A description of what it does:

1) Starts in January of 2014, and collects data for 1Q 14, 1Q 15, and 1Q 16.
2) In January of 2017 it continues to collect data, but also starts training the ML models. It makes predictions for May and July Beans
3) Starting in February it starts trading. If the signal delta is less than -0.12, it will short 10 lots of the may beans. if the delta is less than -0.06, it will short 2 lots. If greater than 0.012, it will go long 10 lots of the july beans. if greater than 0.06, it will go long 2 lots of the july beans.

I know the results look good, but remember that this was just a quick test. The sample size is way too small to have any confidence at this point. Hopefully it shows similar results in prior years, and more importantly...the future.

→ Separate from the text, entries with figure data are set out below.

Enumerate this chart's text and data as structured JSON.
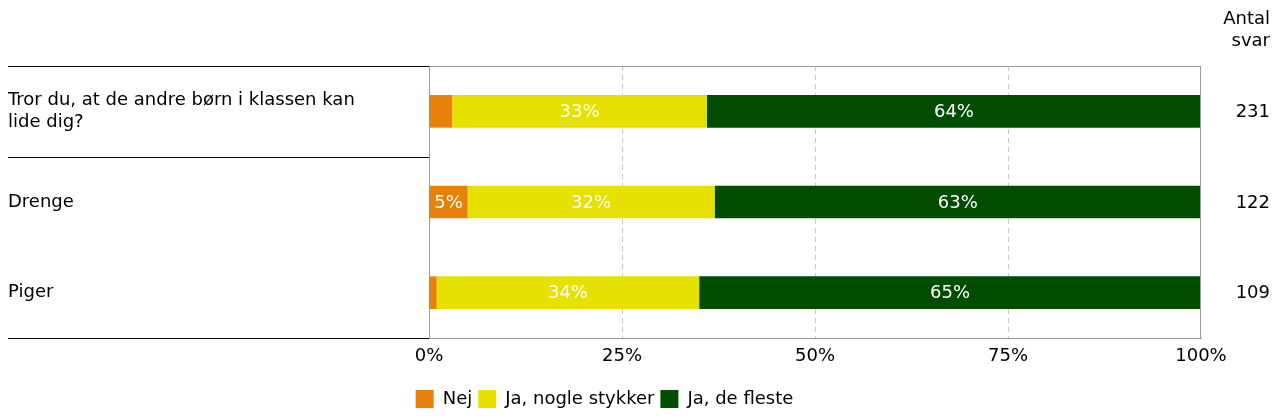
{
  "chart_data": {
    "type": "bar",
    "orientation": "horizontal",
    "stacked": true,
    "categories": [
      "Tror du, at de andre børn i klassen kan lide dig?",
      "Drenge",
      "Piger"
    ],
    "series": [
      {
        "name": "Nej",
        "color": "#e8800c",
        "values": [
          3,
          5,
          1
        ],
        "value_labels": [
          null,
          "5%",
          null
        ]
      },
      {
        "name": "Ja, nogle stykker",
        "color": "#e6e100",
        "values": [
          33,
          32,
          34
        ],
        "value_labels": [
          "33%",
          "32%",
          "34%"
        ]
      },
      {
        "name": "Ja, de fleste",
        "color": "#004d00",
        "values": [
          64,
          63,
          65
        ],
        "value_labels": [
          "64%",
          "63%",
          "65%"
        ]
      }
    ],
    "xlim": [
      0,
      100
    ],
    "xticks": [
      {
        "value": 0,
        "label": "0%"
      },
      {
        "value": 25,
        "label": "25%"
      },
      {
        "value": 50,
        "label": "50%"
      },
      {
        "value": 75,
        "label": "75%"
      },
      {
        "value": 100,
        "label": "100%"
      }
    ],
    "grid": "x",
    "legend": "bottom",
    "annotations": [
      "Antal svar",
      "231",
      "122",
      "109"
    ]
  }
}
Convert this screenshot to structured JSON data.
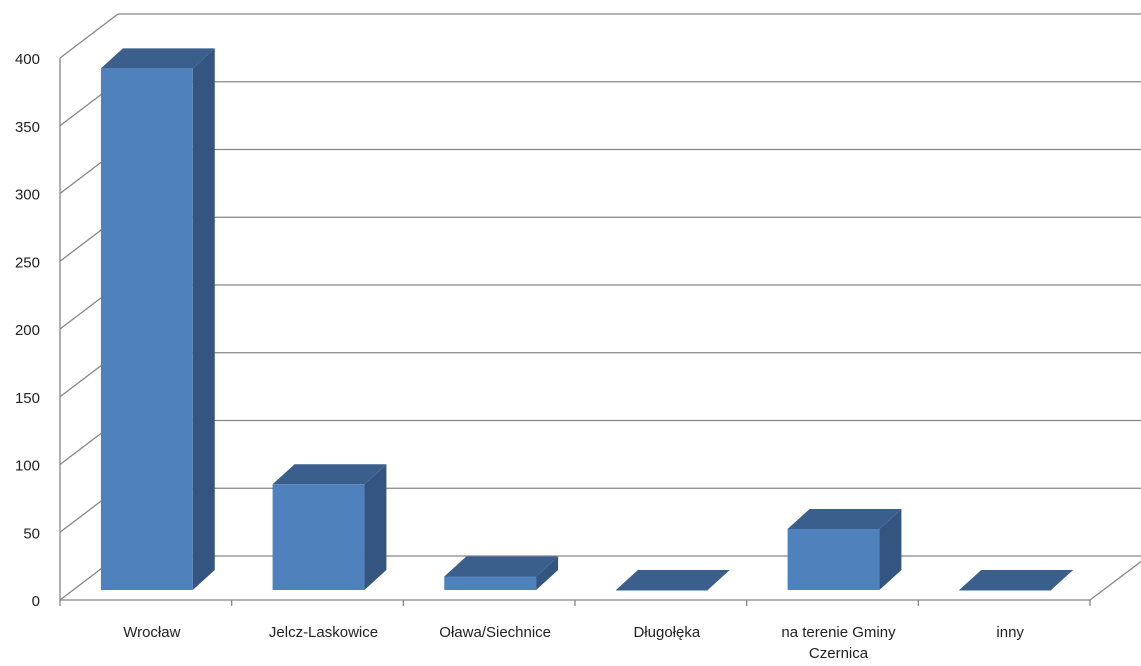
{
  "chart_data": {
    "type": "bar",
    "title": "",
    "xlabel": "",
    "ylabel": "",
    "categories": [
      "Wrocław",
      "Jelcz-Laskowice",
      "Oława/Siechnice",
      "Długołęka",
      "na terenie Gminy Czernica",
      "inny"
    ],
    "category_lines": [
      [
        "Wrocław"
      ],
      [
        "Jelcz-Laskowice"
      ],
      [
        "Oława/Siechnice"
      ],
      [
        "Długołęka"
      ],
      [
        "na terenie Gminy",
        "Czernica"
      ],
      [
        "inny"
      ]
    ],
    "values": [
      385,
      78,
      10,
      0,
      45,
      0
    ],
    "ylim": [
      0,
      400
    ],
    "yticks": [
      0,
      50,
      100,
      150,
      200,
      250,
      300,
      350,
      400
    ],
    "grid": true,
    "legend": "none",
    "style": "3d-column",
    "colors": {
      "bar_front": "#4f81bd",
      "bar_top": "#3a5f8c",
      "bar_side": "#34557f",
      "gridline": "#868686",
      "axis_text": "#222222"
    }
  }
}
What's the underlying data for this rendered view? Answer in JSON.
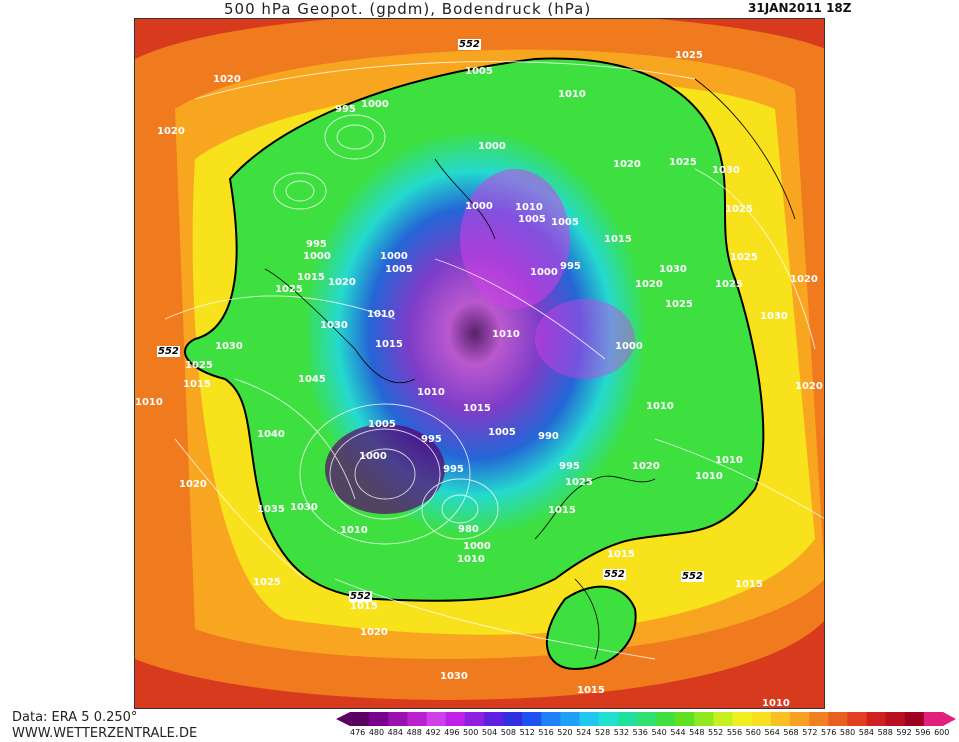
{
  "header": {
    "title": "500 hPa Geopot. (gpdm), Bodendruck (hPa)",
    "date": "31JAN2011  18Z"
  },
  "footer": {
    "data_source": "Data: ERA 5 0.250°",
    "website": "WWW.WETTERZENTRALE.DE"
  },
  "colorbar": {
    "labels": [
      "476",
      "480",
      "484",
      "488",
      "492",
      "496",
      "500",
      "504",
      "508",
      "512",
      "516",
      "520",
      "524",
      "528",
      "532",
      "536",
      "540",
      "544",
      "548",
      "552",
      "556",
      "560",
      "564",
      "568",
      "572",
      "576",
      "580",
      "584",
      "588",
      "592",
      "596",
      "600"
    ],
    "colors": [
      "#5a0060",
      "#7a0090",
      "#9a10b0",
      "#b820d0",
      "#d040e8",
      "#c020e8",
      "#9020e0",
      "#6020e0",
      "#3030e0",
      "#2050f0",
      "#2080f8",
      "#20a0f8",
      "#20c8f0",
      "#20e0d0",
      "#20e0a0",
      "#30e070",
      "#40e040",
      "#60e020",
      "#90e820",
      "#c8f020",
      "#f0f020",
      "#f8e020",
      "#f8c020",
      "#f8a020",
      "#f08020",
      "#e86020",
      "#e04020",
      "#d02020",
      "#b81020",
      "#a00020",
      "#e0207a"
    ]
  },
  "map": {
    "colors": {
      "outer_red": "#d83a1e",
      "orange": "#f07a1e",
      "light_orange": "#f8a620",
      "yellow": "#f8e21c",
      "green": "#3ee040",
      "cyan": "#20d8e8",
      "blue": "#2050f0",
      "purple": "#8820e0",
      "magenta": "#d040e8",
      "dark_purple": "#5a0070"
    },
    "contour_552_label": "552",
    "pressure_labels": [
      "1020",
      "1020",
      "1005",
      "995",
      "1000",
      "1000",
      "1010",
      "1025",
      "1020",
      "1025",
      "1030",
      "995",
      "1000",
      "1000",
      "1005",
      "1005",
      "1000",
      "1005",
      "1010",
      "1015",
      "1025",
      "1015",
      "1020",
      "1000",
      "995",
      "1030",
      "1020",
      "1025",
      "1025",
      "1020",
      "1025",
      "1030",
      "1010",
      "1025",
      "1030",
      "1030",
      "1010",
      "1045",
      "1000",
      "1015",
      "1010",
      "1020",
      "1015",
      "1025",
      "1010",
      "1015",
      "1040",
      "1005",
      "995",
      "1000",
      "1005",
      "990",
      "995",
      "1025",
      "1020",
      "1010",
      "1010",
      "1020",
      "1035",
      "1030",
      "1010",
      "995",
      "980",
      "1000",
      "1010",
      "1015",
      "1010",
      "1015",
      "1025",
      "1020",
      "1030",
      "1015",
      "1010",
      "1015",
      "1015"
    ]
  }
}
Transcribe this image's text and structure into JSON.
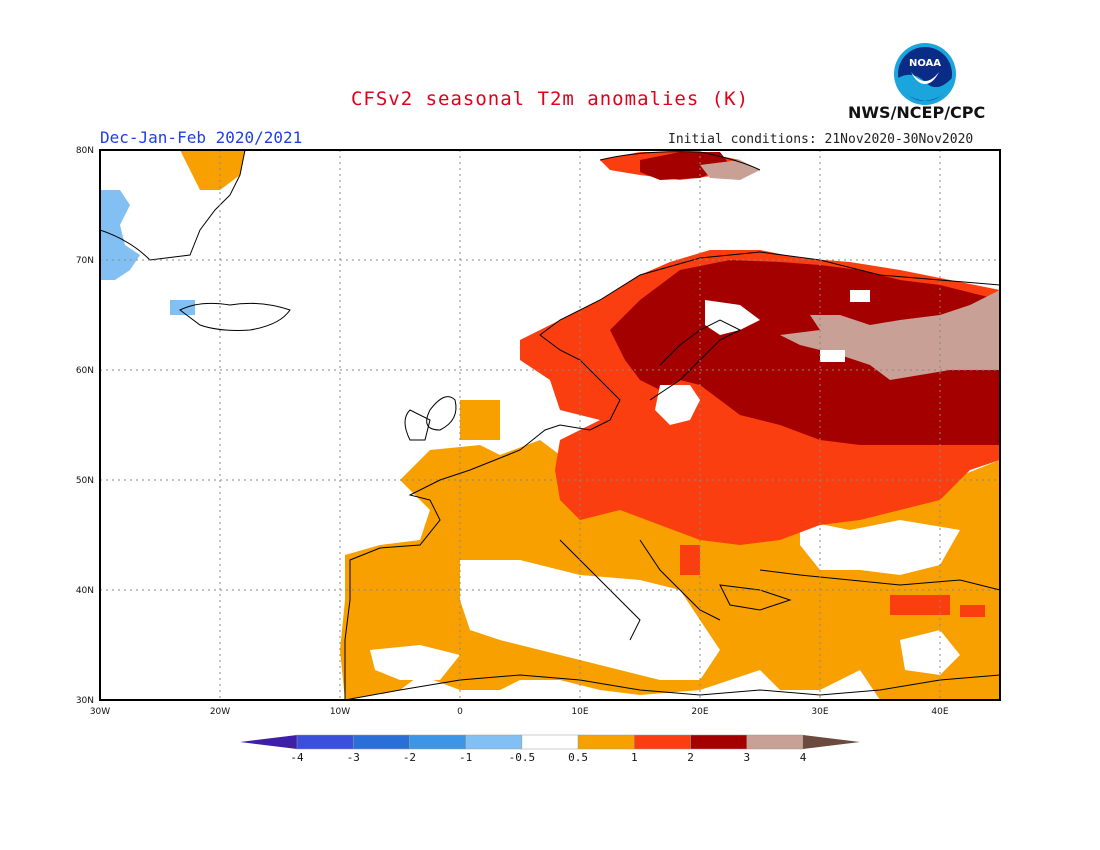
{
  "header": {
    "title": "CFSv2 seasonal T2m anomalies (K)",
    "period": "Dec-Jan-Feb 2020/2021",
    "initial_conditions": "Initial conditions: 21Nov2020-30Nov2020",
    "agency": "NWS/NCEP/CPC",
    "logo_text": "NOAA"
  },
  "map": {
    "lon_range": [
      -30,
      45
    ],
    "lat_range": [
      30,
      80
    ],
    "lon_ticks": [
      "30W",
      "20W",
      "10W",
      "0",
      "10E",
      "20E",
      "30E",
      "40E"
    ],
    "lat_ticks": [
      "80N",
      "70N",
      "60N",
      "50N",
      "40N",
      "30N"
    ],
    "grid": "dotted",
    "region": "Europe"
  },
  "colorbar": {
    "labels": [
      "-4",
      "-3",
      "-2",
      "-1",
      "-0.5",
      "0.5",
      "1",
      "2",
      "3",
      "4"
    ],
    "colors": [
      "#3f1faa",
      "#3a4fdc",
      "#2a6fd8",
      "#3c96e8",
      "#82c0f4",
      "#ffffff",
      "#f8a000",
      "#fa3e10",
      "#a50000",
      "#c8a095",
      "#6c4a3e"
    ]
  }
}
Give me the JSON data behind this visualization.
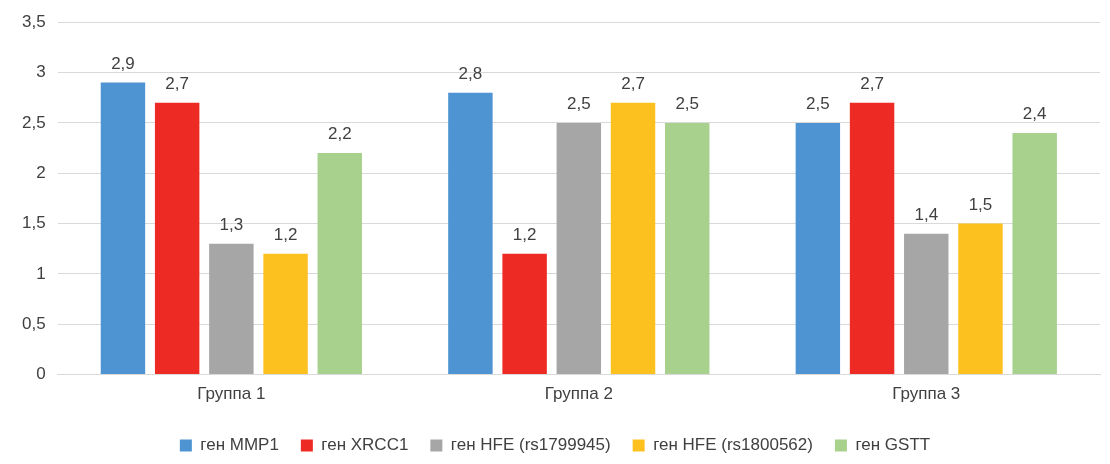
{
  "chart_data": {
    "type": "bar",
    "categories": [
      "Группа 1",
      "Группа 2",
      "Группа 3"
    ],
    "series": [
      {
        "name": "ген MMP1",
        "color": "#4e94d2",
        "values": [
          2.9,
          2.8,
          2.5
        ],
        "value_labels": [
          "2,9",
          "2,8",
          "2,5"
        ]
      },
      {
        "name": "ген XRCC1",
        "color": "#ee2a24",
        "values": [
          2.7,
          1.2,
          2.7
        ],
        "value_labels": [
          "2,7",
          "1,2",
          "2,7"
        ]
      },
      {
        "name": "ген HFE (rs1799945)",
        "color": "#a6a6a6",
        "values": [
          1.3,
          2.5,
          1.4
        ],
        "value_labels": [
          "1,3",
          "2,5",
          "1,4"
        ]
      },
      {
        "name": "ген HFE (rs1800562)",
        "color": "#fdc11f",
        "values": [
          1.2,
          2.7,
          1.5
        ],
        "value_labels": [
          "1,2",
          "2,7",
          "1,5"
        ]
      },
      {
        "name": "ген GSTT",
        "color": "#a9d18e",
        "values": [
          2.2,
          2.5,
          2.4
        ],
        "value_labels": [
          "2,2",
          "2,5",
          "2,4"
        ]
      }
    ],
    "ylim": [
      0,
      3.5
    ],
    "yticks": [
      0,
      {
        "value": 0.5,
        "label": "0,5"
      },
      1,
      {
        "value": 1.5,
        "label": "1,5"
      },
      2,
      {
        "value": 2.5,
        "label": "2,5"
      },
      3,
      {
        "value": 3.5,
        "label": "3,5"
      }
    ],
    "grid": "y",
    "legend": "bottom"
  }
}
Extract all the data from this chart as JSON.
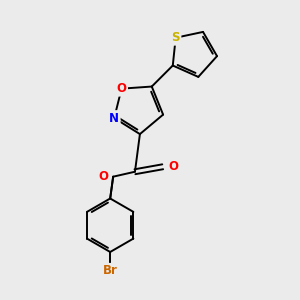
{
  "background_color": "#ebebeb",
  "bond_color": "#000000",
  "atom_colors": {
    "S": "#c8b400",
    "O": "#ff0000",
    "N": "#0000ff",
    "Br": "#cc6600",
    "C": "#000000"
  },
  "figsize": [
    3.0,
    3.0
  ],
  "dpi": 100
}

where is this meetup, again? I live in DC. if the meetup is anywhere close, I would love to join in future meetups.

@seine,

The meetup was in Chicago. Here is the link to the DC group:

https://www.meetup.com/Washington-Algorithmic-Trading/

How can you paper trade futures? Can I create a IB account paper account and use that to test?

@Dennis,

Live trading of futures does not seem to be supported yet per the discussion on this thread:

https://www.quantopian.com/posts/futures-trend-reversion-algo

@Frank
I was trying to convert your Beans code to trade corn and got stuck. Can I post what i have?

@Dennis, Feel free to post.

I have have attached the code. Thanks still learning.

@Dennis, it appears you have taken the code from the IDE template and placed within the Research environment. Was this your intention, or was this just a way of posting the code in the forums because you could not run a backtest in the IDE for sharing?

I could not get the code to run for back test I can add the .py file if you prefer.

@ Dennis, I was able to copy and paste the code you provided into the Quantopian IDE. I have not debugged all the issues, but the biggest issue I found immediately was that you were using 'COY' as the symbol for the equity corn product, which did not seem to exist as a Corn ETF. After correcting that issue, I encountered other errors that I did not have time to debug.